Ann J. Lane (July 27, 1931 – May 27, 2013) was an American educator, historian, and author that was considered to be a pioneer in the fields of women’s history and women’s studies. Before retiring in 2009 she worked at the University of Virginia as a professor of history and director of the women’s studies program.
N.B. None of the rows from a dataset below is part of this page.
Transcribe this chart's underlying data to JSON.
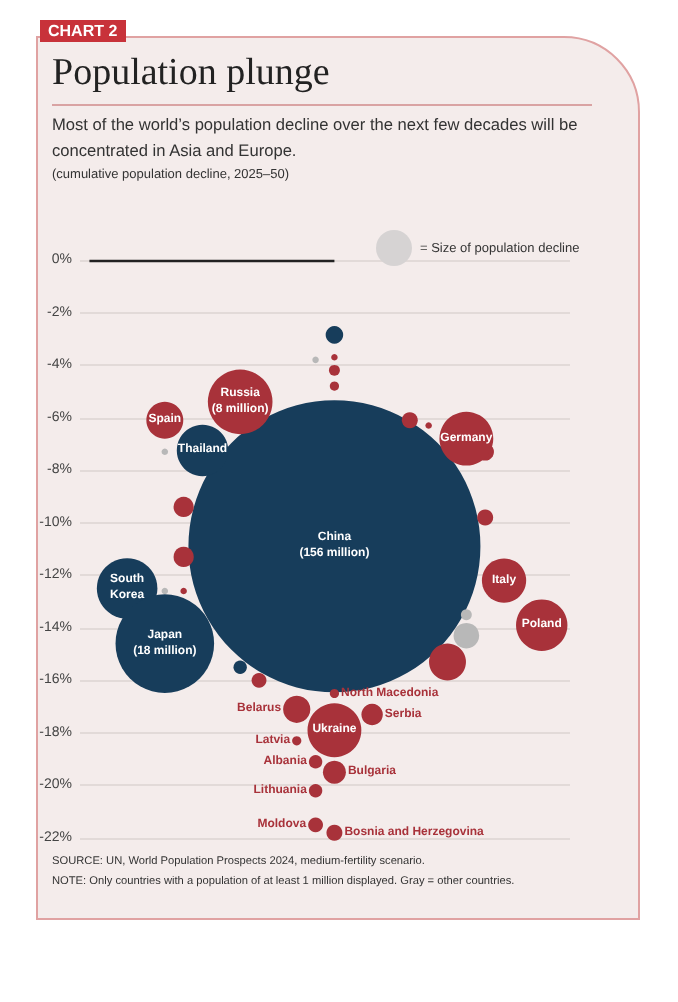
{
  "chart_data": {
    "type": "bubble",
    "title": "Population plunge",
    "subtitle": "Most of the world’s population decline over the next few decades will be concentrated in Asia and Europe.",
    "legend_title": "= Size of population decline",
    "categories": [
      null,
      null,
      null,
      null,
      null,
      null,
      null,
      null,
      null,
      null,
      null,
      null,
      null,
      null,
      null,
      null,
      null,
      null,
      null,
      null,
      null,
      null,
      null,
      null,
      null,
      null
    ],
    "ylim": [
      -22,
      0
    ],
    "yticks": [
      {
        "value": 0,
        "label": "0%"
      },
      {
        "value": -2,
        "label": "-2%"
      },
      {
        "value": -4,
        "label": "-4%"
      },
      {
        "value": -6,
        "label": "-6%"
      },
      {
        "value": -8,
        "label": "-8%"
      },
      {
        "value": -10,
        "label": "-10%"
      },
      {
        "value": -12,
        "label": "-12%"
      },
      {
        "value": -14,
        "label": "-14%"
      },
      {
        "value": -16,
        "label": "-16%"
      },
      {
        "value": -18,
        "label": "-18%"
      },
      {
        "value": -20,
        "label": "-20%"
      },
      {
        "value": -22,
        "label": "-22%"
      }
    ],
    "tick_labels": "y",
    "grid": "y",
    "ref_lines": [
      {
        "axis": "y",
        "value": 0,
        "color": "#222222"
      }
    ],
    "series": [
      {
        "name": "China\n(156 million)",
        "color": "#173d5b",
        "values": [
          null,
          null,
          null,
          null,
          null,
          null,
          null,
          null,
          null,
          null,
          null,
          null,
          null,
          -10.9,
          null,
          null,
          null,
          null,
          null,
          null,
          null,
          null,
          null,
          null,
          null,
          null
        ],
        "sizes": [
          null,
          null,
          null,
          null,
          null,
          null,
          null,
          null,
          null,
          null,
          null,
          null,
          null,
          1,
          null,
          null,
          null,
          null,
          null,
          null,
          null,
          null,
          null,
          null,
          null,
          null
        ]
      },
      {
        "color": "#a8323a",
        "values": [
          null,
          null,
          null,
          null,
          null,
          -9.4,
          null,
          null,
          null,
          -16,
          null,
          null,
          null,
          -3.7,
          null,
          null,
          null,
          -6.1,
          -6.3,
          -15.3,
          null,
          -7.3,
          null,
          null,
          null,
          null
        ],
        "sizes": [
          null,
          null,
          null,
          null,
          null,
          0.0048,
          null,
          null,
          null,
          0.0026,
          null,
          null,
          null,
          0.0005,
          null,
          null,
          null,
          0.003,
          0.0005,
          0.016,
          null,
          0.0036,
          null,
          null,
          null,
          null
        ]
      },
      {
        "color": "#a8323a",
        "values": [
          null,
          null,
          null,
          null,
          null,
          -11.3,
          null,
          null,
          null,
          null,
          null,
          null,
          null,
          -4.2,
          null,
          null,
          null,
          null,
          null,
          null,
          null,
          -9.8,
          null,
          null,
          null,
          null
        ],
        "sizes": [
          null,
          null,
          null,
          null,
          null,
          0.0048,
          null,
          null,
          null,
          null,
          null,
          null,
          null,
          0.0014,
          null,
          null,
          null,
          null,
          null,
          null,
          null,
          0.003,
          null,
          null,
          null,
          null
        ]
      },
      {
        "color": "#a8323a",
        "values": [
          null,
          null,
          null,
          null,
          null,
          -12.6,
          null,
          null,
          null,
          null,
          null,
          null,
          null,
          -4.8,
          null,
          null,
          null,
          null,
          null,
          null,
          null,
          null,
          null,
          null,
          null,
          null
        ],
        "sizes": [
          null,
          null,
          null,
          null,
          null,
          0.0005,
          null,
          null,
          null,
          null,
          null,
          null,
          null,
          0.001,
          null,
          null,
          null,
          null,
          null,
          null,
          null,
          null,
          null,
          null,
          null,
          null
        ]
      },
      {
        "color": "#173d5b",
        "values": [
          null,
          null,
          null,
          null,
          null,
          null,
          null,
          null,
          -15.5,
          null,
          null,
          null,
          null,
          -2.85,
          null,
          null,
          null,
          null,
          null,
          null,
          null,
          null,
          null,
          null,
          null,
          null
        ],
        "sizes": [
          null,
          null,
          null,
          null,
          null,
          null,
          null,
          null,
          0.0021,
          null,
          null,
          null,
          null,
          0.0036,
          null,
          null,
          null,
          null,
          null,
          null,
          null,
          null,
          null,
          null,
          null,
          null
        ]
      },
      {
        "color": "#b8b8b8",
        "values": [
          null,
          null,
          null,
          null,
          -7.3,
          null,
          null,
          null,
          null,
          null,
          null,
          null,
          -3.8,
          null,
          null,
          null,
          null,
          null,
          null,
          null,
          -13.5,
          null,
          null,
          null,
          null,
          null
        ],
        "sizes": [
          null,
          null,
          null,
          null,
          0.0005,
          null,
          null,
          null,
          null,
          null,
          null,
          null,
          0.0005,
          null,
          null,
          null,
          null,
          null,
          null,
          null,
          0.0014,
          null,
          null,
          null,
          null,
          null
        ]
      },
      {
        "color": "#b8b8b8",
        "values": [
          null,
          null,
          null,
          null,
          -12.6,
          null,
          null,
          null,
          null,
          null,
          null,
          null,
          null,
          null,
          null,
          null,
          null,
          null,
          null,
          null,
          -14.3,
          null,
          null,
          null,
          null,
          null
        ],
        "sizes": [
          null,
          null,
          null,
          null,
          0.0005,
          null,
          null,
          null,
          null,
          null,
          null,
          null,
          null,
          null,
          null,
          null,
          null,
          null,
          null,
          null,
          0.0077,
          null,
          null,
          null,
          null,
          null
        ]
      },
      {
        "name": "South\nKorea",
        "color": "#173d5b",
        "values": [
          null,
          null,
          -12.5,
          null,
          null,
          null,
          null,
          null,
          null,
          null,
          null,
          null,
          null,
          null,
          null,
          null,
          null,
          null,
          null,
          null,
          null,
          null,
          null,
          null,
          null,
          null
        ],
        "sizes": [
          null,
          null,
          0.043,
          null,
          null,
          null,
          null,
          null,
          null,
          null,
          null,
          null,
          null,
          null,
          null,
          null,
          null,
          null,
          null,
          null,
          null,
          null,
          null,
          null,
          null,
          null
        ]
      },
      {
        "name": "Japan\n(18 million)",
        "color": "#173d5b",
        "values": [
          null,
          null,
          null,
          null,
          -14.6,
          null,
          null,
          null,
          null,
          null,
          null,
          null,
          null,
          null,
          null,
          null,
          null,
          null,
          null,
          null,
          null,
          null,
          null,
          null,
          null,
          null
        ],
        "sizes": [
          null,
          null,
          null,
          null,
          0.114,
          null,
          null,
          null,
          null,
          null,
          null,
          null,
          null,
          null,
          null,
          null,
          null,
          null,
          null,
          null,
          null,
          null,
          null,
          null,
          null,
          null
        ]
      },
      {
        "name": "Thailand",
        "color": "#173d5b",
        "values": [
          null,
          null,
          null,
          null,
          null,
          null,
          -7.25,
          null,
          null,
          null,
          null,
          null,
          null,
          null,
          null,
          null,
          null,
          null,
          null,
          null,
          null,
          null,
          null,
          null,
          null,
          null
        ],
        "sizes": [
          null,
          null,
          null,
          null,
          null,
          null,
          0.031,
          null,
          null,
          null,
          null,
          null,
          null,
          null,
          null,
          null,
          null,
          null,
          null,
          null,
          null,
          null,
          null,
          null,
          null,
          null
        ]
      },
      {
        "name": "Spain",
        "color": "#a8323a",
        "values": [
          null,
          null,
          null,
          null,
          -6.1,
          null,
          null,
          null,
          null,
          null,
          null,
          null,
          null,
          null,
          null,
          null,
          null,
          null,
          null,
          null,
          null,
          null,
          null,
          null,
          null,
          null
        ],
        "sizes": [
          null,
          null,
          null,
          null,
          0.016,
          null,
          null,
          null,
          null,
          null,
          null,
          null,
          null,
          null,
          null,
          null,
          null,
          null,
          null,
          null,
          null,
          null,
          null,
          null,
          null,
          null
        ]
      },
      {
        "name": "Russia\n(8 million)",
        "color": "#a8323a",
        "values": [
          null,
          null,
          null,
          null,
          null,
          null,
          null,
          null,
          -5.4,
          null,
          null,
          null,
          null,
          null,
          null,
          null,
          null,
          null,
          null,
          null,
          null,
          null,
          null,
          null,
          null,
          null
        ],
        "sizes": [
          null,
          null,
          null,
          null,
          null,
          null,
          null,
          null,
          0.049,
          null,
          null,
          null,
          null,
          null,
          null,
          null,
          null,
          null,
          null,
          null,
          null,
          null,
          null,
          null,
          null,
          null
        ]
      },
      {
        "name": "Germany",
        "color": "#a8323a",
        "values": [
          null,
          null,
          null,
          null,
          null,
          null,
          null,
          null,
          null,
          null,
          null,
          null,
          null,
          null,
          null,
          null,
          null,
          null,
          null,
          null,
          -6.8,
          null,
          null,
          null,
          null,
          null
        ],
        "sizes": [
          null,
          null,
          null,
          null,
          null,
          null,
          null,
          null,
          null,
          null,
          null,
          null,
          null,
          null,
          null,
          null,
          null,
          null,
          null,
          null,
          0.034,
          null,
          null,
          null,
          null,
          null
        ]
      },
      {
        "name": "Italy",
        "color": "#a8323a",
        "values": [
          null,
          null,
          null,
          null,
          null,
          null,
          null,
          null,
          null,
          null,
          null,
          null,
          null,
          null,
          null,
          null,
          null,
          null,
          null,
          null,
          null,
          null,
          -12.2,
          null,
          null,
          null
        ],
        "sizes": [
          null,
          null,
          null,
          null,
          null,
          null,
          null,
          null,
          null,
          null,
          null,
          null,
          null,
          null,
          null,
          null,
          null,
          null,
          null,
          null,
          null,
          null,
          0.023,
          null,
          null,
          null
        ]
      },
      {
        "name": "Poland",
        "color": "#a8323a",
        "values": [
          null,
          null,
          null,
          null,
          null,
          null,
          null,
          null,
          null,
          null,
          null,
          null,
          null,
          null,
          null,
          null,
          null,
          null,
          null,
          null,
          null,
          null,
          null,
          null,
          -13.9,
          null
        ],
        "sizes": [
          null,
          null,
          null,
          null,
          null,
          null,
          null,
          null,
          null,
          null,
          null,
          null,
          null,
          null,
          null,
          null,
          null,
          null,
          null,
          null,
          null,
          null,
          null,
          null,
          0.031,
          null
        ]
      },
      {
        "name": "North Macedonia",
        "color": "#a8323a",
        "values": [
          null,
          null,
          null,
          null,
          null,
          null,
          null,
          null,
          null,
          null,
          null,
          null,
          null,
          -16.5,
          null,
          null,
          null,
          null,
          null,
          null,
          null,
          null,
          null,
          null,
          null,
          null
        ],
        "sizes": [
          null,
          null,
          null,
          null,
          null,
          null,
          null,
          null,
          null,
          null,
          null,
          null,
          null,
          0.001,
          null,
          null,
          null,
          null,
          null,
          null,
          null,
          null,
          null,
          null,
          null,
          null
        ]
      },
      {
        "name": "Belarus",
        "color": "#a8323a",
        "values": [
          null,
          null,
          null,
          null,
          null,
          null,
          null,
          null,
          null,
          null,
          null,
          -17.1,
          null,
          null,
          null,
          null,
          null,
          null,
          null,
          null,
          null,
          null,
          null,
          null,
          null,
          null
        ],
        "sizes": [
          null,
          null,
          null,
          null,
          null,
          null,
          null,
          null,
          null,
          null,
          null,
          0.0087,
          null,
          null,
          null,
          null,
          null,
          null,
          null,
          null,
          null,
          null,
          null,
          null,
          null,
          null
        ]
      },
      {
        "name": "Serbia",
        "color": "#a8323a",
        "values": [
          null,
          null,
          null,
          null,
          null,
          null,
          null,
          null,
          null,
          null,
          null,
          null,
          null,
          null,
          null,
          -17.3,
          null,
          null,
          null,
          null,
          null,
          null,
          null,
          null,
          null,
          null
        ],
        "sizes": [
          null,
          null,
          null,
          null,
          null,
          null,
          null,
          null,
          null,
          null,
          null,
          null,
          null,
          null,
          null,
          0.0054,
          null,
          null,
          null,
          null,
          null,
          null,
          null,
          null,
          null,
          null
        ]
      },
      {
        "name": "Ukraine",
        "color": "#a8323a",
        "values": [
          null,
          null,
          null,
          null,
          null,
          null,
          null,
          null,
          null,
          null,
          null,
          null,
          null,
          -17.9,
          null,
          null,
          null,
          null,
          null,
          null,
          null,
          null,
          null,
          null,
          null,
          null
        ],
        "sizes": [
          null,
          null,
          null,
          null,
          null,
          null,
          null,
          null,
          null,
          null,
          null,
          null,
          null,
          0.034,
          null,
          null,
          null,
          null,
          null,
          null,
          null,
          null,
          null,
          null,
          null,
          null
        ]
      },
      {
        "name": "Latvia",
        "color": "#a8323a",
        "values": [
          null,
          null,
          null,
          null,
          null,
          null,
          null,
          null,
          null,
          null,
          null,
          -18.3,
          null,
          null,
          null,
          null,
          null,
          null,
          null,
          null,
          null,
          null,
          null,
          null,
          null,
          null
        ],
        "sizes": [
          null,
          null,
          null,
          null,
          null,
          null,
          null,
          null,
          null,
          null,
          null,
          0.001,
          null,
          null,
          null,
          null,
          null,
          null,
          null,
          null,
          null,
          null,
          null,
          null,
          null,
          null
        ]
      },
      {
        "name": "Albania",
        "color": "#a8323a",
        "values": [
          null,
          null,
          null,
          null,
          null,
          null,
          null,
          null,
          null,
          null,
          null,
          null,
          -19.1,
          null,
          null,
          null,
          null,
          null,
          null,
          null,
          null,
          null,
          null,
          null,
          null,
          null
        ],
        "sizes": [
          null,
          null,
          null,
          null,
          null,
          null,
          null,
          null,
          null,
          null,
          null,
          null,
          0.0021,
          null,
          null,
          null,
          null,
          null,
          null,
          null,
          null,
          null,
          null,
          null,
          null,
          null
        ]
      },
      {
        "name": "Bulgaria",
        "color": "#a8323a",
        "values": [
          null,
          null,
          null,
          null,
          null,
          null,
          null,
          null,
          null,
          null,
          null,
          null,
          null,
          -19.5,
          null,
          null,
          null,
          null,
          null,
          null,
          null,
          null,
          null,
          null,
          null,
          null
        ],
        "sizes": [
          null,
          null,
          null,
          null,
          null,
          null,
          null,
          null,
          null,
          null,
          null,
          null,
          null,
          0.0062,
          null,
          null,
          null,
          null,
          null,
          null,
          null,
          null,
          null,
          null,
          null,
          null
        ]
      },
      {
        "name": "Lithuania",
        "color": "#a8323a",
        "values": [
          null,
          null,
          null,
          null,
          null,
          null,
          null,
          null,
          null,
          null,
          null,
          null,
          -20.2,
          null,
          null,
          null,
          null,
          null,
          null,
          null,
          null,
          null,
          null,
          null,
          null,
          null
        ],
        "sizes": [
          null,
          null,
          null,
          null,
          null,
          null,
          null,
          null,
          null,
          null,
          null,
          null,
          0.0021,
          null,
          null,
          null,
          null,
          null,
          null,
          null,
          null,
          null,
          null,
          null,
          null,
          null
        ]
      },
      {
        "name": "Moldova",
        "color": "#a8323a",
        "values": [
          null,
          null,
          null,
          null,
          null,
          null,
          null,
          null,
          null,
          null,
          null,
          null,
          -21.5,
          null,
          null,
          null,
          null,
          null,
          null,
          null,
          null,
          null,
          null,
          null,
          null,
          null
        ],
        "sizes": [
          null,
          null,
          null,
          null,
          null,
          null,
          null,
          null,
          null,
          null,
          null,
          null,
          0.0026,
          null,
          null,
          null,
          null,
          null,
          null,
          null,
          null,
          null,
          null,
          null,
          null,
          null
        ]
      },
      {
        "name": "Bosnia and Herzegovina",
        "color": "#a8323a",
        "values": [
          null,
          null,
          null,
          null,
          null,
          null,
          null,
          null,
          null,
          null,
          null,
          null,
          null,
          -21.8,
          null,
          null,
          null,
          null,
          null,
          null,
          null,
          null,
          null,
          null,
          null,
          null
        ],
        "sizes": [
          null,
          null,
          null,
          null,
          null,
          null,
          null,
          null,
          null,
          null,
          null,
          null,
          null,
          0.003,
          null,
          null,
          null,
          null,
          null,
          null,
          null,
          null,
          null,
          null,
          null,
          null
        ]
      }
    ],
    "annotations": [
      "CHART 2",
      "(cumulative population decline, 2025–50)",
      "SOURCE: UN, World Population Prospects 2024, medium-fertility scenario.",
      "NOTE: Only countries with a population of at least 1 million displayed. Gray = other countries."
    ]
  }
}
== Early life and education ==
Lane was born in Brooklyn, New York, the daughter of Harry A. Lane and Betty Brown Lane. Her father was an accountant. She graduated from Brooklyn College with a bachelor's degree in English in 1952. She earned a master's degree in sociology from New York University in 1958, and completed doctoral studies in American history from Columbia University in 1968. Her brother was the lawyer and activist Mark Lane.

== Career ==
Lane taught at Douglass College Rutgers University from 1968 to 1971, and at John Jay College of Criminal Justice from 1971 to 1983. She debated anthropologist Lionel Tiger at the first Berkshire Conference of Women Historians in 1973. From 1977 to 1983, she held a research fellowship at the Harvard Radcliffe Institute. She established women's studies programs at Colgate University, where she taught from 1983 to 1990, and at the University of Virginia, where she was a professor from 1990 to 2009. She retired in 2009.

In 2005, the History News Network published a report about accusations of plagiarism in Lane's 1968 dissertation. Lane herself admitted there were unattributed passages that should have been credited to other authors, but denied any intent to deceive.

==Publications==
- The Debate over Slavery: Stanley Elkins and His Critics (1971)
- The Brownsville Affair: National Crisis and Black Reaction (1971)
- Mary Ritter Beard: A Sourcebook (1977)
- To Herland and Beyond: The Life and Work of Charlotte Perkins Gilman (1990)
- "'Consensual' relations in the academy: Gender, power, and sexuality" (1998)

===As editor===
- The Living of Charlotte Perkins Gilman by Charlotte Perkins Gilman (1991)

== Personal life ==
Lane was married to historian Eugene Genovese. Her second husband was labor leader William Haywood Nuchow. She had two daughters and died in 2013, at the age of 81, in New York.